The lands located before Juqueri (today Caieiras, Francisco Morato, Franco da Rocha and Mairiporã) included properties of bandeirantes such as Antônio Pedroso de Alvarenga, Brás Cardoso, Paulo Pereira, Pedro Fernandes, Mateus Luís Grou, Francisco Rodrigues Velho and his brothers and other sertanistas.

The flags encompassed entire families. The Mato Grosso flags were among the ones that fought the hardest. The objective was distant and the indigenous tribes were fierce and fearless. Through the rivers Tietê, Paraná, Pardo, Coxim and Taquari, 520 leagues had to be covered. The Indians were the Paiaguás and the Guaicurus, the first were lords of the rivers ("fish Indians") and the second were the horse Indians. The "paiaguás were the walls closing the mines of Cuiabá" and "terrible bugs, the more they killed, the more they wanted to kill".

== Personal life ==
Silva Leme tells about his family in Genealogia Paulistana. As stated in the inventory in his will, he died in 1652. The will was written by brother-in-law Francisco Dias Velho, after Perdoros's death. In it he declared that he was the son of Luzia Leme, that he was the brother of captains Fernão Pais de Barros and Pedro Vaz de Barros, and that he was the son-in-law of Inês Monteiro de Alvarenga.

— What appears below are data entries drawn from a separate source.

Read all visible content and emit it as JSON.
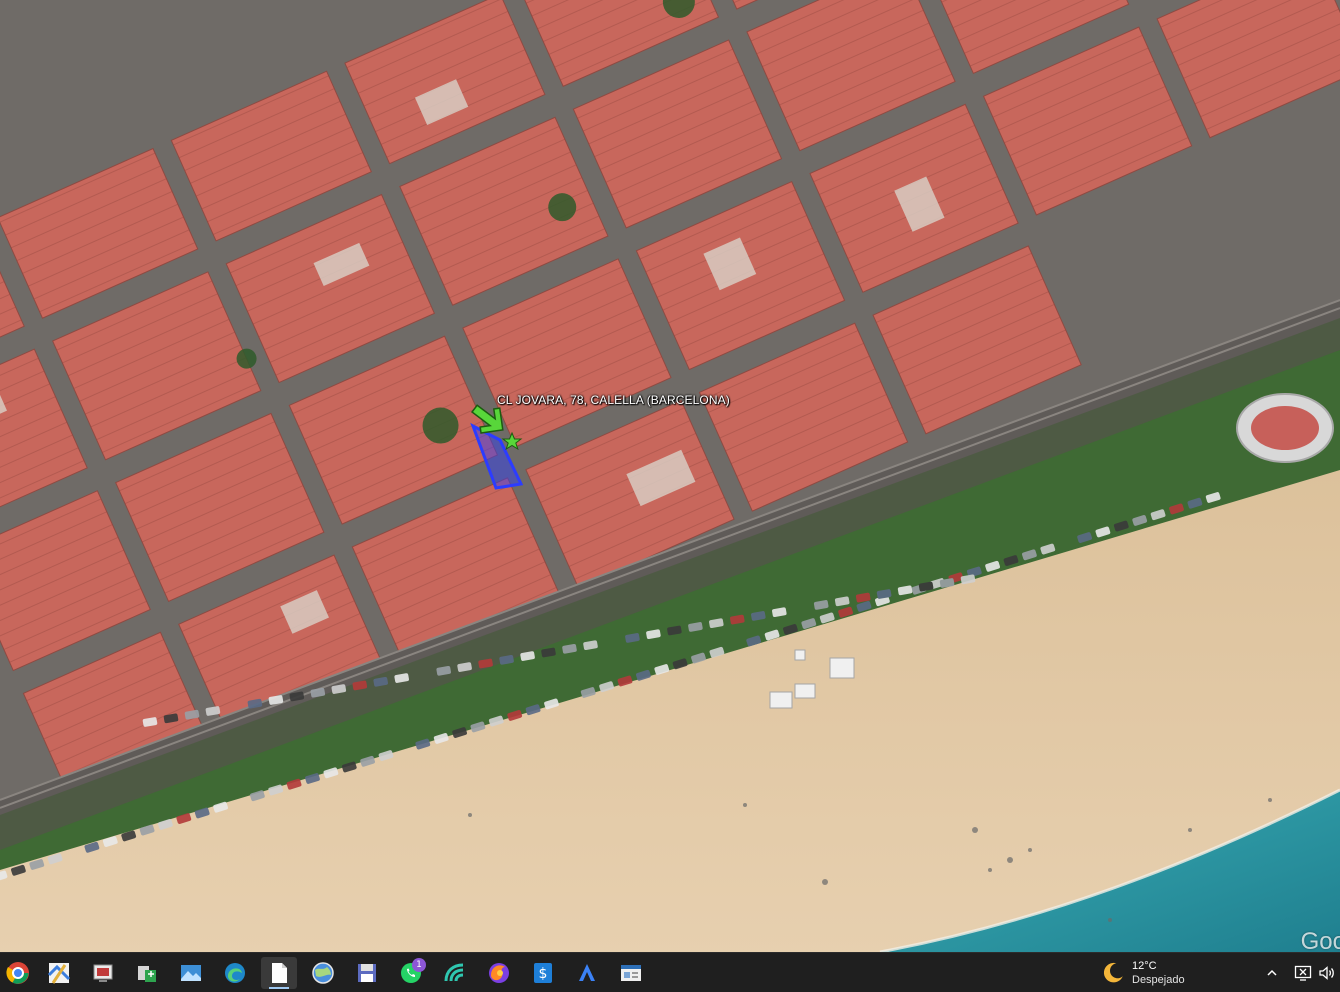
{
  "map": {
    "marker_label": "CL JOVARA, 78, CALELLA (BARCELONA)",
    "watermark": "Goo",
    "colors": {
      "roof": "#c8675c",
      "street": "#6e6a66",
      "beach": "#e3c9a4",
      "sea": "#2a9aa6",
      "trees": "#3f6a34",
      "parcel": "#2c3cff",
      "arrow": "#58d63a"
    }
  },
  "taskbar": {
    "apps": [
      {
        "name": "chrome-icon",
        "label": "Google Chrome"
      },
      {
        "name": "maps-app-icon",
        "label": "Maps"
      },
      {
        "name": "screenshot-tool-icon",
        "label": "Snipping Tool"
      },
      {
        "name": "file-transfer-icon",
        "label": "File transfer"
      },
      {
        "name": "photos-icon",
        "label": "Photos"
      },
      {
        "name": "edge-icon",
        "label": "Microsoft Edge"
      },
      {
        "name": "document-icon",
        "label": "Document"
      },
      {
        "name": "google-earth-icon",
        "label": "Google Earth"
      },
      {
        "name": "save-disk-icon",
        "label": "Save"
      },
      {
        "name": "whatsapp-icon",
        "label": "WhatsApp",
        "badge": "1"
      },
      {
        "name": "wave-app-icon",
        "label": "App"
      },
      {
        "name": "firefox-icon",
        "label": "Firefox"
      },
      {
        "name": "dollar-app-icon",
        "label": "Finance"
      },
      {
        "name": "autocad-icon",
        "label": "AutoCAD"
      },
      {
        "name": "window-app-icon",
        "label": "Window"
      }
    ],
    "weather": {
      "temperature": "12°C",
      "condition": "Despejado",
      "icon": "moon-icon"
    },
    "tray": {
      "chevron": "chevron-up-icon",
      "network": "network-icon",
      "volume": "speaker-icon"
    }
  }
}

In 1639 in São Paulo, he married Maria Pires de Medeiros, daughter of captain Salvador Pires de Medeiros and Inês Monteiro de Alvarenga, nicknamed "the matron". He left four legitimate children and four children with other women:

=== Legitimate children ===
- Pedro Vaz de Barros – born 10 April 1644 in São Paulo
- Antônio Pedroso de Barros.
- Inês Pedroso de Barros.
- Luzia Leme de Barros.

=== Other children ===
- Sebastiana, daughter of little Maria.
- Paulo, son of little Mary.
- Pascoal, son of the Indian woman Vitorina.
- Ventura, son of the Indian woman Iria.

He died in 1652. He was boosted by the number of 600 Indians he had on his farms.

== March to the West ==
His life is narrated in March to the West, a book by Cassiano Ricardo, where the author states: "Other pioneers heading west and northwest were the Pedroso (Pedroso Xavier and Pedroso de Barros). Antônio Pedroso de Barros and Luís Pedroso de Barros, two brothers, penetrated the west of Mato Grosso by river, the first carrying a flag with 500 Indians and the second 1,200."